On Friday night, unaware of what’s to come in only a couple of hours, I watched Gaby and the kids eat dinner from my chair in the living room. After I was released from the hospital and back home, I managed to cook a little bit for Shabbat and Chag while spending time with Gaby and the kids. Amazing friends dropped off meals and treats, flowers and well wishes. I rode the high of being home well into the weekend, happily covering my eyes to light candles. I never made it to the dinner table though, collapsing from exhaustion in my chair in the living room.

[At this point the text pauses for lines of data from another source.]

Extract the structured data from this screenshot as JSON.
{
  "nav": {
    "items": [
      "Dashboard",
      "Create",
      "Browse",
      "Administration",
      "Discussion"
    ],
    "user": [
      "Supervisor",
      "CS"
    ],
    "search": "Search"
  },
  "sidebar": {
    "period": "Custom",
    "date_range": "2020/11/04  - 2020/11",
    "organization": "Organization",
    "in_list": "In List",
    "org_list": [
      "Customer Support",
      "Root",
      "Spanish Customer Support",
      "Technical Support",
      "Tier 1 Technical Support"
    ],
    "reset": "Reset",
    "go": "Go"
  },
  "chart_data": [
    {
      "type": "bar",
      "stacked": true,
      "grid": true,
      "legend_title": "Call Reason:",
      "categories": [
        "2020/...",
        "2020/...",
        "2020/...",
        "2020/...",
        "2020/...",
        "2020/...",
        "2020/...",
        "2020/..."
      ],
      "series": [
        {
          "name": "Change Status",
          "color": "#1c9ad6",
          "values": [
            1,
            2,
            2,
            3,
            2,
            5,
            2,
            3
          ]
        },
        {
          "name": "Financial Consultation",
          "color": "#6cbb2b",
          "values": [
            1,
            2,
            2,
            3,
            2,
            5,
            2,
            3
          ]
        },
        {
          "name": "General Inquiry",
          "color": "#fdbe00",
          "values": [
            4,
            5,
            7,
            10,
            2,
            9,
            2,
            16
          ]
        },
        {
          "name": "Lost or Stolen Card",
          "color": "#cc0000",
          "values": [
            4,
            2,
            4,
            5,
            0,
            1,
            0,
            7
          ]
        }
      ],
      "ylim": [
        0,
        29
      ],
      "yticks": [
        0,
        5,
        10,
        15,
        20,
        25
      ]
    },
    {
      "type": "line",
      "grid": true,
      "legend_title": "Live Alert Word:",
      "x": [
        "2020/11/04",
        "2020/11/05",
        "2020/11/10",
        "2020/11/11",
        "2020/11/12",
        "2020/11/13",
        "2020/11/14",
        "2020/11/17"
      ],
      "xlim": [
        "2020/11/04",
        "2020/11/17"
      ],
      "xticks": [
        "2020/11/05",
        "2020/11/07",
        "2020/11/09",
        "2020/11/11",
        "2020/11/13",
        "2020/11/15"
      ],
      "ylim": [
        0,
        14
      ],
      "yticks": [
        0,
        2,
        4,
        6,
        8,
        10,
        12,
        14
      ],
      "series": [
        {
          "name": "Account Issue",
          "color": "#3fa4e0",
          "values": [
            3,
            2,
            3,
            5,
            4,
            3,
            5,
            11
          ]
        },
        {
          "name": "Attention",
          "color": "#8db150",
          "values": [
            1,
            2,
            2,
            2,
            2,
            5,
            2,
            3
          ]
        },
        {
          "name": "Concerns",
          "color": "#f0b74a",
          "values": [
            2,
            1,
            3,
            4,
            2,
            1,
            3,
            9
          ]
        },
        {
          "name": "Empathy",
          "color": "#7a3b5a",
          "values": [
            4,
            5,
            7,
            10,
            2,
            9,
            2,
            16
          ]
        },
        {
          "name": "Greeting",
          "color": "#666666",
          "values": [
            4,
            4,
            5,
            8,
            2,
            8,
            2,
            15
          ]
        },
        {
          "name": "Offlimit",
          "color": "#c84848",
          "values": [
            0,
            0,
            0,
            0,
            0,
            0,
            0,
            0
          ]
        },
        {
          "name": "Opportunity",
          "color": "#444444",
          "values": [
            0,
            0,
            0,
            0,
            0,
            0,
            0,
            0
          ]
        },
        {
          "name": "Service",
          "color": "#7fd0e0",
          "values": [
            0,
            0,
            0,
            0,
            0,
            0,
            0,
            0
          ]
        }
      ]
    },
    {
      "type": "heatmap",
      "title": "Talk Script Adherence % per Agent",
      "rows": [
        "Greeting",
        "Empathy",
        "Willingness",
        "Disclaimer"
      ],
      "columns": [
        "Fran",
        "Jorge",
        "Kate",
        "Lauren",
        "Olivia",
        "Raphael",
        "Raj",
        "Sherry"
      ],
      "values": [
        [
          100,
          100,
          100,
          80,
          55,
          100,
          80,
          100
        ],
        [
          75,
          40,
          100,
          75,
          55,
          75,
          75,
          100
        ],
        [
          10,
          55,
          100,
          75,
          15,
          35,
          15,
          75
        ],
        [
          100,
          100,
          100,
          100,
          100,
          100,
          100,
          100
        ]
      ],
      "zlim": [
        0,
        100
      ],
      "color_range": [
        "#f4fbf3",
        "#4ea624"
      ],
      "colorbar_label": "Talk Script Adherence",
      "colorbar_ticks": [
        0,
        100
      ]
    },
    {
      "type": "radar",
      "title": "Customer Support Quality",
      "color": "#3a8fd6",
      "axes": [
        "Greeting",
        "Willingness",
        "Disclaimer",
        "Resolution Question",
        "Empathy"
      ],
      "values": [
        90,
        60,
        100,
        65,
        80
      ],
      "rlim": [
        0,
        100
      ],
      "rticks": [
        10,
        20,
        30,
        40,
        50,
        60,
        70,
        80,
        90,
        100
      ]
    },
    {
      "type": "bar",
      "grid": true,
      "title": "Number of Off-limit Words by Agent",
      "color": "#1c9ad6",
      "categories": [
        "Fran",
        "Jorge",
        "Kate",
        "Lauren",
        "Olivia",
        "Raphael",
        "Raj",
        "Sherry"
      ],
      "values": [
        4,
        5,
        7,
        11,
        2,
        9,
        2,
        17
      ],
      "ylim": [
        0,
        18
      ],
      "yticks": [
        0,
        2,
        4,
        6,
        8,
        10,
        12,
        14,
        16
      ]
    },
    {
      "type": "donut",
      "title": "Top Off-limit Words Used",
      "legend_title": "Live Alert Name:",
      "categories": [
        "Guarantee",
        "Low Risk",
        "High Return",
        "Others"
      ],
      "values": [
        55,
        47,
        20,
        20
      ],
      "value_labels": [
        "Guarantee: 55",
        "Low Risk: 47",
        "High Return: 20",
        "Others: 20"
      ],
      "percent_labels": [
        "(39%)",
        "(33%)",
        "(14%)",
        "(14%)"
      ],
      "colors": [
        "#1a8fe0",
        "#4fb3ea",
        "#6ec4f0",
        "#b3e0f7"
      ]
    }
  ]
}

But after he was finished with his soup, my four year old climbed into my lap. I spread my blanket over his little body and he laid his head on to my shoulder. Within seconds, he was fast asleep. I cradled his warm, sleeping body and felt the tension release as his shoulders went slack and he sank further into a peaceful slumber.
On my own, I am not strong. Surrounded by Gaby and the kids, I turn into a fighter.
Regardless of whatever physical state I might be in right now, thank g-d I am home, and that has made a world of difference.